È la vecchia storia che torna a galla: soldi pubblici stanziati con l’obiettivo dichiarato di aiutare chi è in difficoltà e favorire il reinserimento lavorativo.
Il problema non è aiutare i poveri.
Il problema è come vengono utilizzate le risorse pubbliche e soprattutto come vengono controllati i risultati.
Il precedente del Reddito di cittadinanza ha lasciato una lezione che la politica dovrebbe aver imparato: un sostegno economico non può trasformarsi in un assegno senza un serio sistema di verifiche, controlli e politiche attive del lavoro.
Ed è proprio qui che si apre il nuovo capitolo.
Dopo un precedente finanziamento statale che, secondo le critiche mosse, non avrebbe prodotto risultati sufficienti sul fronte delle politiche attive e del reinserimento occupazionale, arriva dalla Regione un nuovo stanziamento da 8 milioni di euro.
Bene aiutare chi è realmente in difficoltà.
Ma con quali criteri? Con quali controlli? Per quanto tempo?
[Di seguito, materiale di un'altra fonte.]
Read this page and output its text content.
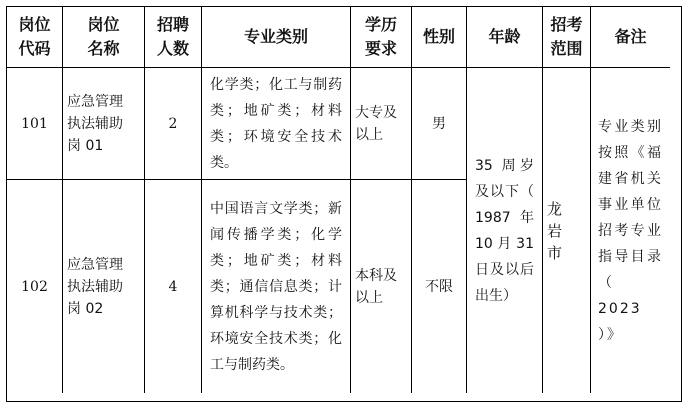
岗位
代码
岗位
名称
招聘
人数
专业类别
学历
要求
性别 年龄
招考
范围
备注
101
应急管理
执法辅助
岗 01
2
化学类；化工与制药类；地矿类；材料类；环境安全技术类。
大专及
以上
男
35 周岁及以下（ 1987 年 10 月 31 日及以后出生）
龙岩市
专业类别按照《福建省机关事业单位招考专业指导目录（ 2023 ）》
102
应急管理
执法辅助
岗 02
4
中国语言文学类；新闻传播学类；化学类；地矿类；材料类；通信信息类；计算机科学与技术类；环境安全技术类；化工与制药类。
本科及
以上
不限
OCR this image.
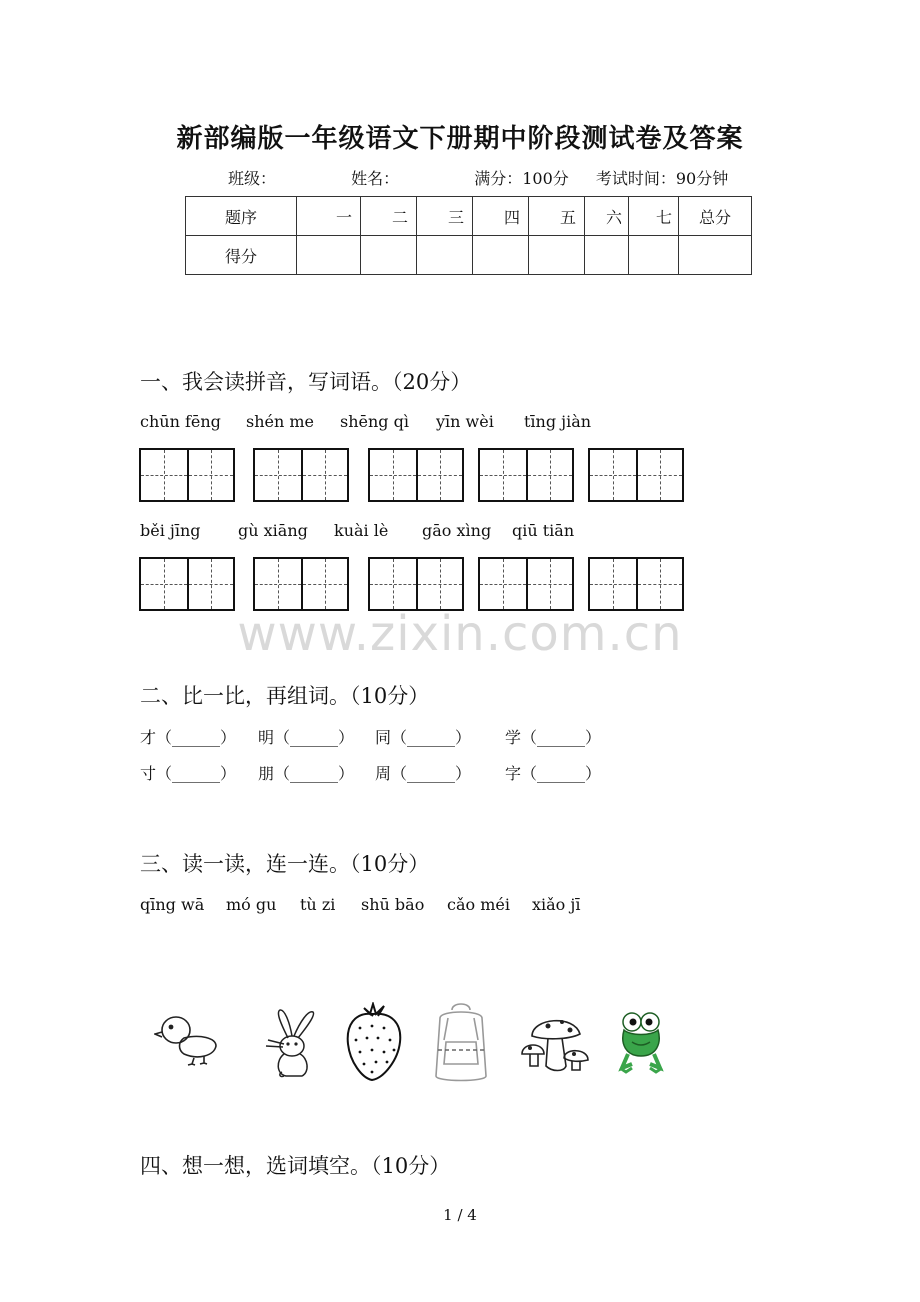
新部编版一年级语文下册期中阶段测试卷及答案
班级：	姓名：	满分：100分 考试时间：90分钟
题序	一	二	三	四	五	六	七	总分
得分								
一、我会读拼音，写词语。（20分）
chūn fēng shén me shēng qì yīn wèi tīng jiàn
běi jīng gù xiāng kuài lè gāo xìng qiū tiān
www.zixin.com.cn
二、比一比，再组词。（10分）
才（______） 明（______） 同（______） 学（______）
寸（______） 朋（______） 周（______） 字（______）
三、读一读，连一连。（10分）
qīng wā mó gu tù zi shū bāo cǎo méi xiǎo jī
四、想一想，选词填空。（10分）
1 / 4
E soprattutto: quali risultati ci si aspetta di ottenere?
Perché la solidarietà pagata con i soldi dei contribuenti deve avere una condizione imprescindibile: trasparenza.
Non basta mettere una cifra su una delibera e chiamarla sostegno all’inclusione o inserimento professionale.
Bisogna sapere chi riceve le risorse, sulla base di quali requisiti, quali obblighi deve rispettare, chi verifica e cosa succede quando gli obblighi non vengono rispettati.
OTTO MILIONI: ORA APRIAMO LE CARTE
Il punto, dunque, non è fare la guerra ai poveri.
È l’esatto contrario.
Difendere chi ha davvero bisogno significa impedire che le risorse destinate ai fragili vengano disperse, utilizzate male o finiscano nelle mani sbagliate.
E allora, visto che parliamo di denaro pubblico, sarà interessante andare a leggere riga per riga gli atti amministrativi che hanno accompagnato e motivato questo nuovo finanziamento.
Quali obiettivi?
Quali beneficiari?
Quali requisiti?
Quali controlli?
Quali indicatori di risultato?
E soprattutto: quanti nuovi posti di lavoro o percorsi di reinserimento si punta concretamente a creare?
Nelle prossime settimane sarà necessario fare quello che troppo spesso la politica evita:
leggere gli atti, verificare i numeri e fare le domande.
Perché gli 8 milioni sono soldi pubblici.
E sui soldi pubblici non servono slogan.
Servono carte, controlli e risultati.